Online scamming has developed into a sophisticated business with criminals using clever tactics to trick people.
Primary page content
When entering any personal information into a website check:
- It displays the padlock symbol in the address bar (https, not http). The padlock signifies that the data will be encrypted
- You arrived at the website through a route you can trust, for example a link on gold.ac.uk or the official website of the company you are dealing with
- Check links by hovering the cursor over the link to see the details of the web address you are about to go to. Avoid any link that looks different to the name of website
Be especially wary of attachments in emails as these could be virus files that infect your computer. If you wouldn’t expect to receive a file from the person who sent you the email don’t open it. Businesses rarely send out files to their customers.
You can check URLs at Google’s transparency report.
Phishing is a scam where criminals typically send emails that pretend to come from banks, credit card companies, online shops and other trusted organisations. Some criminals have tried to impersonate Goldsmiths.
They usually try to trick you into going to a website, for example to update your password to avoid your account being suspended. The embedded link in the email itself goes to a website that looks exactly like the real thing but is actually a fake designed to trick victims into entering personal information.
Ways to spot a phishing email include:
- Read your emails carefully. Does what they are asking you to do make sense? If it seems suspicious, it most likely is
- It begins with ‘Dear’ but does not use your name, and perhaps calls you a ‘valued customer’ or ‘user’
- The email claims to be urgent, or threatens to close your account if you don’t reply
- The sender’s email address does not match the domain it should be coming from. An email from a Goldsmiths member of staff for example, should end in @gold.ac.uk. If it does not, do not trust it
- Links in the message do not match the domain of the sender
- The message is poorly written, with incorrect spelling or grammar. This is especially a giveaway when the message is received from a sender masquerading as a trusted or reliable organisation
- The email signature looks strange
Give yourself five minutes to think before responding to emails.

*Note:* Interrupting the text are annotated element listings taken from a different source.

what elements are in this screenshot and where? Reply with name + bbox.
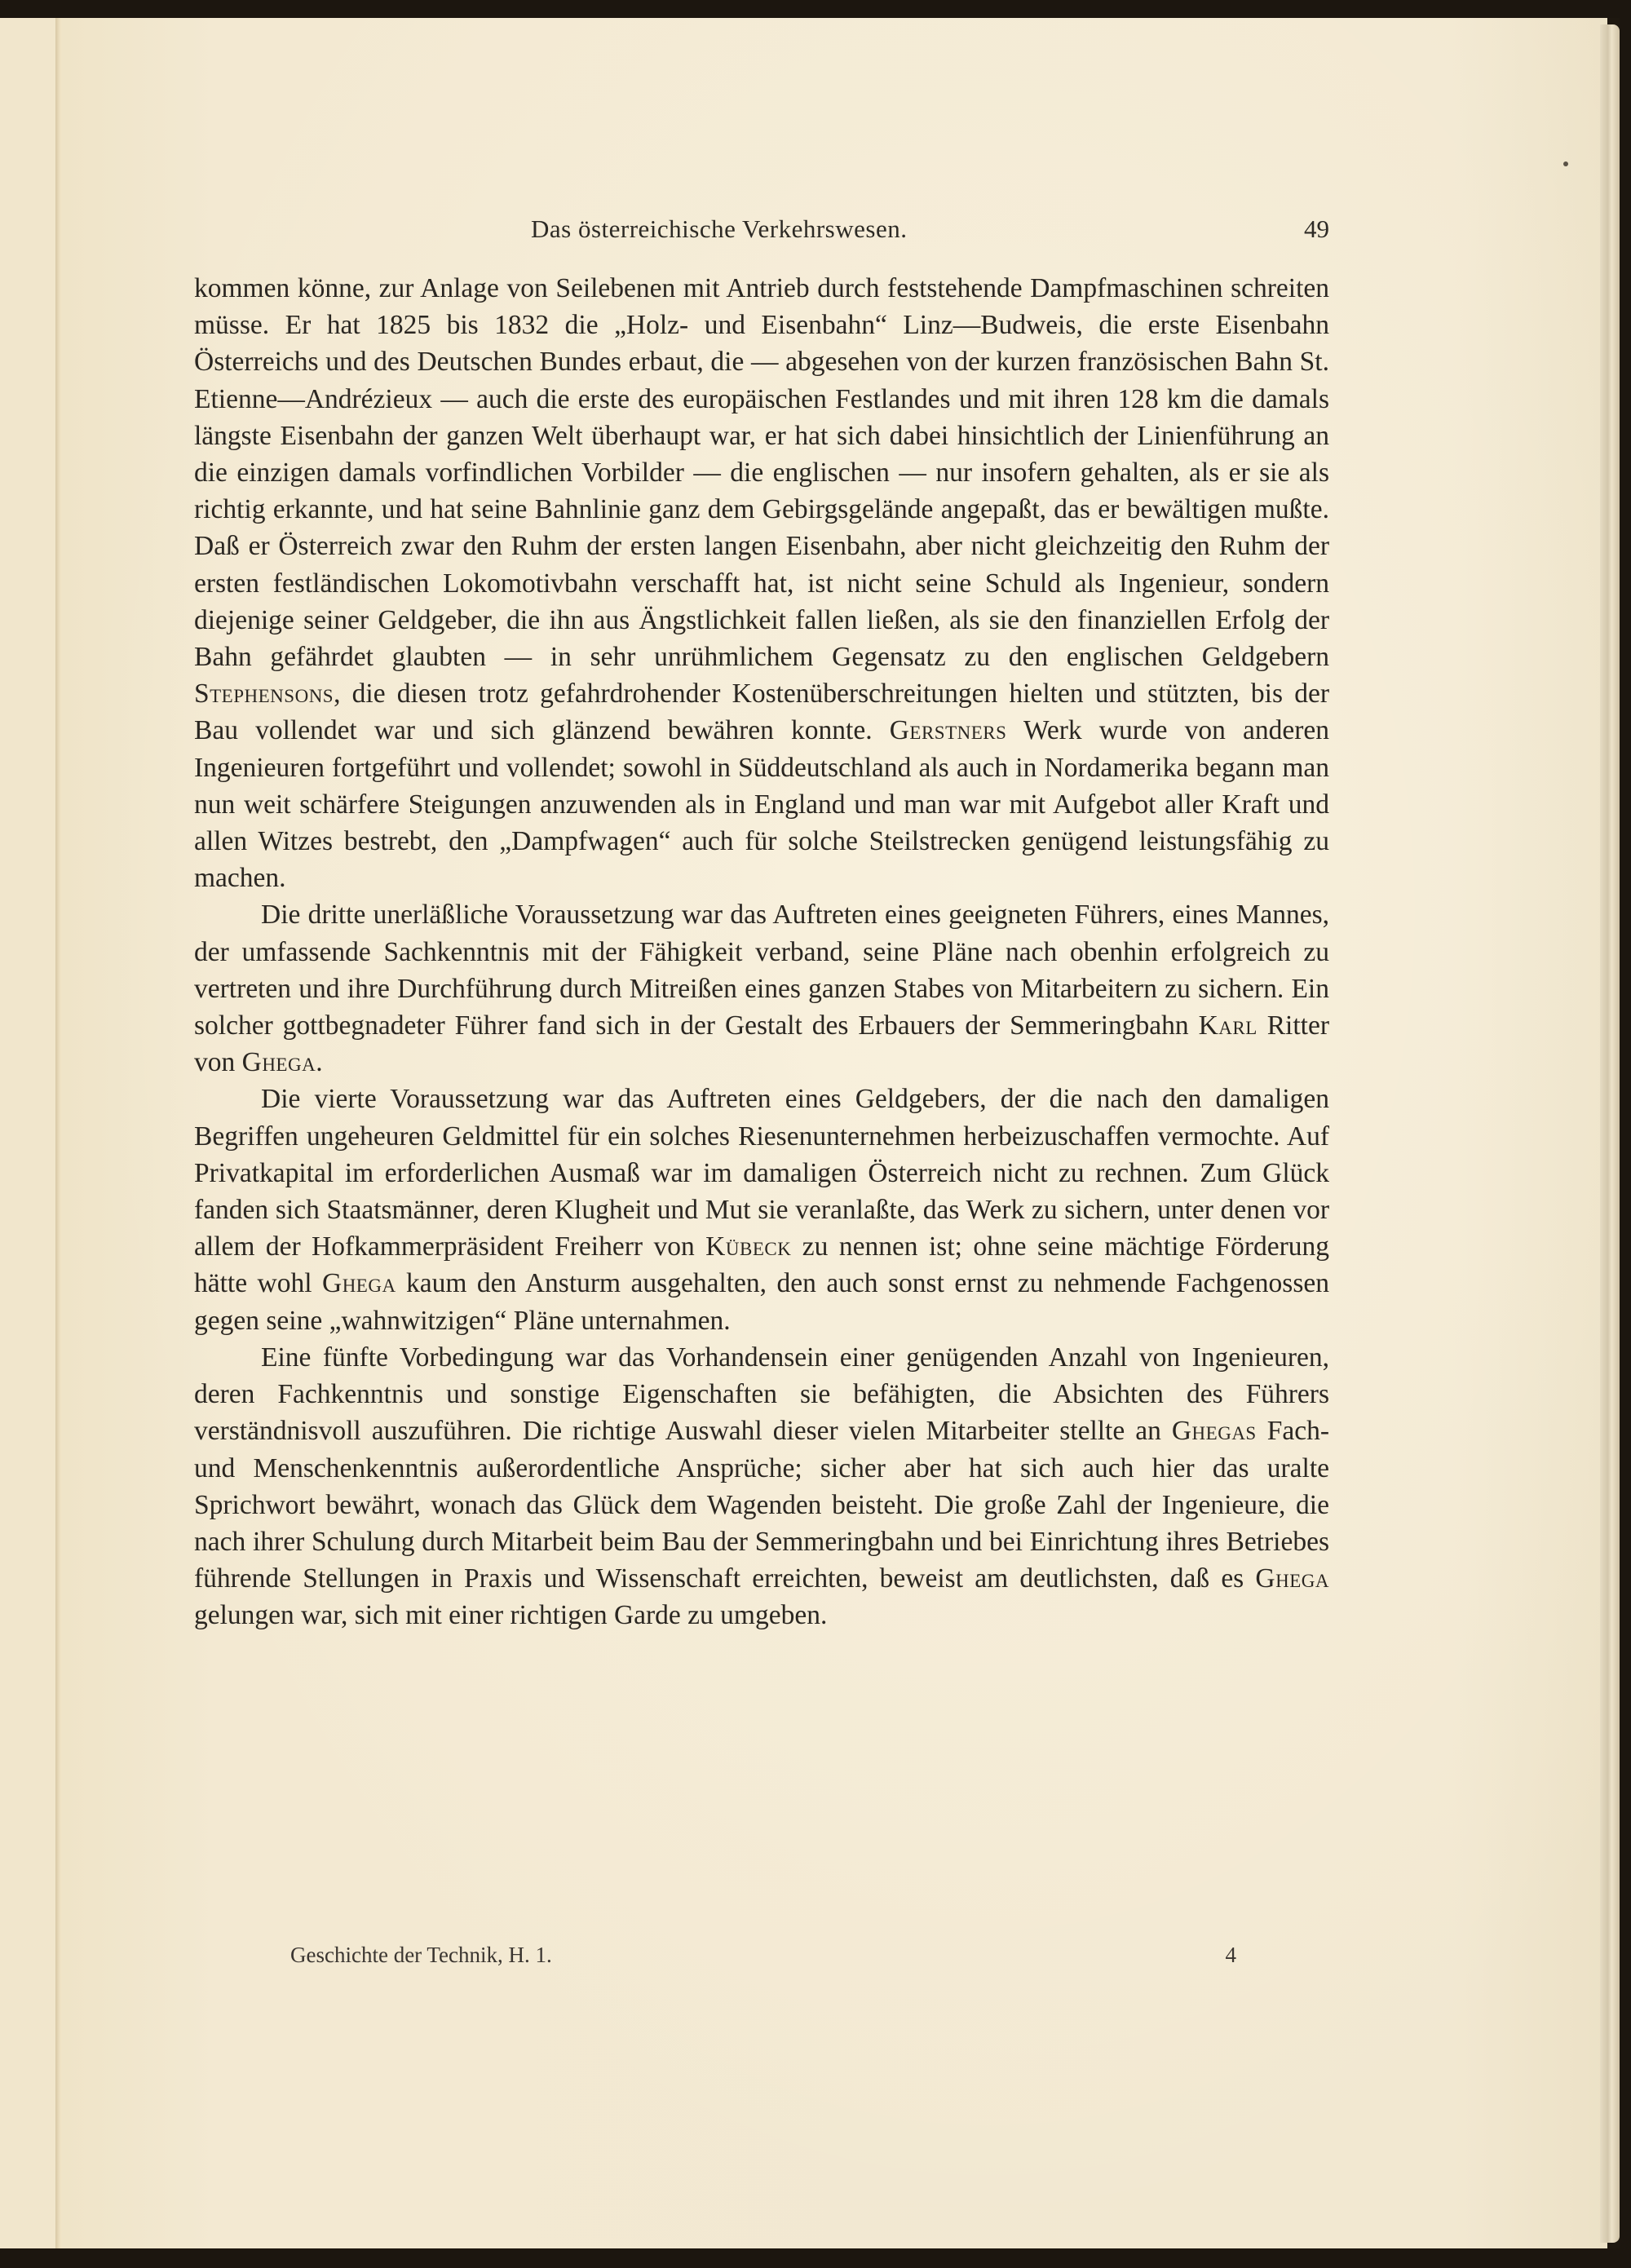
text-run: gelungen war, sich mit einer richtigen G… — [194, 1600, 827, 1630]
sheet-number: 4 — [1226, 1943, 1237, 1968]
text-run: Die dritte unerläßliche Voraussetzung wa… — [194, 900, 1329, 1041]
text-run: kommen könne, zur Anlage von Seilebenen … — [194, 273, 1329, 672]
running-title: Das österreichische Verkehrswesen. — [531, 214, 907, 244]
scan-right-border — [1620, 0, 1631, 2268]
scan-bottom-border — [0, 2248, 1631, 2268]
person-name: Ghega — [1255, 1563, 1329, 1594]
text-run: Eine fünfte Vorbedingung war das Vorhand… — [194, 1342, 1329, 1446]
scanned-book-spread: Das österreichische Verkehrswesen. 49 ko… — [0, 0, 1631, 2268]
person-name: Ghega — [322, 1268, 396, 1298]
person-name: Kübeck — [705, 1231, 791, 1262]
signature-line: Geschichte der Technik, H. 1. — [290, 1943, 552, 1968]
person-name: Gerstners — [890, 715, 1007, 745]
paper-speck — [1563, 161, 1568, 166]
text-run: . — [316, 1047, 322, 1077]
person-name: Karl — [1199, 1010, 1258, 1041]
paragraph: kommen könne, zur Anlage von Seilebenen … — [194, 270, 1329, 896]
paragraph: Die dritte unerläßliche Voraussetzung wa… — [194, 896, 1329, 1081]
paragraph: Die vierte Voraussetzung war das Auftret… — [194, 1081, 1329, 1338]
page-stack-edge — [1600, 24, 1620, 2243]
person-name: Ghega — [242, 1047, 316, 1077]
running-head: Das österreichische Verkehrswesen. 49 — [192, 214, 1329, 247]
person-name: Ghegas — [1172, 1416, 1257, 1446]
paragraph: Eine fünfte Vorbedingung war das Vorhand… — [194, 1339, 1329, 1634]
person-name: Stephensons — [194, 679, 334, 709]
body-text: kommen könne, zur Anlage von Seilebenen … — [194, 270, 1329, 1634]
page-number: 49 — [1304, 214, 1329, 244]
scan-top-border — [0, 0, 1631, 18]
previous-page-edge — [0, 18, 57, 2248]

If you receive any phishing or suspicious emails to your @gold.ac.uk email send them as an attachment (rather than forwarding) to email@example.com. You can also report them within Outlook by clicking 'Report Message' and selecting Phishing.
Ransomware and malware
Ransomware is a form of malware that gives criminals the ability to lock a computer from a remote location – then displays a pop-up window informing the owner that it will not be unlocked until a sum of money is paid.
- Do not reply to or click on links contained in unsolicited or spam emails from companies or individuals you do not recognise
- Visit only websites you know to be reputable
- Always install updates to software and apps – including operating systems – as soon as prompted
- Ensure you have effective and updated antivirus/antispyware software
- Regularly back up all your data
Report suspicious emails and activity to the IT Service Desk.